For Storing Structured, Unstructured and Semi-structured Data
In the modern technology scenario, many organizations are opting for an
ELT (Extract – Load – Transfer) approach which brings in the importance of
Data Lakes. Unlike data warehouses, data lakes can store a vast amount
of raw data (structured, unstructured, and semi-structured) in their native
format. The data are ‘loaded’ with transformation.
The data structure is defined post loading, based on the use cases. Thus,
the transform of data occurs after loading the data. For example, data from
multiple source systems can be stored in a single HDFS (Hadoop Data File
System). These are raw data which are not harmonized, indexed, or even
searchable while loading. The major benefit of the data lake is that one
need not connect to the live operational systems for accessing the data.

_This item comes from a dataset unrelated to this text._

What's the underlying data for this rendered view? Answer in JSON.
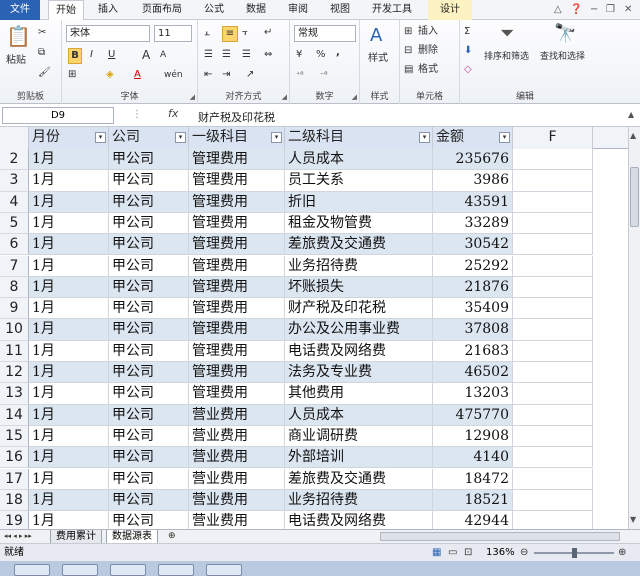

In an enterprise, the analytics use cases often deal with multiple data
sources. A data lake having all the data loaded into it can become an
efficient data storage from where these use cases can be built upon. As the
data lake consists of all the data in raw format, without transformation,
hence it is quite flexible in terms of new use case generations. Unlike data
marts, where one need to construct an ETL to prepare the Data Mart
suitable for a particular Use Case, the data lake can be used umpteen
number of times for any number of use cases as data load has taken place
before the transformation.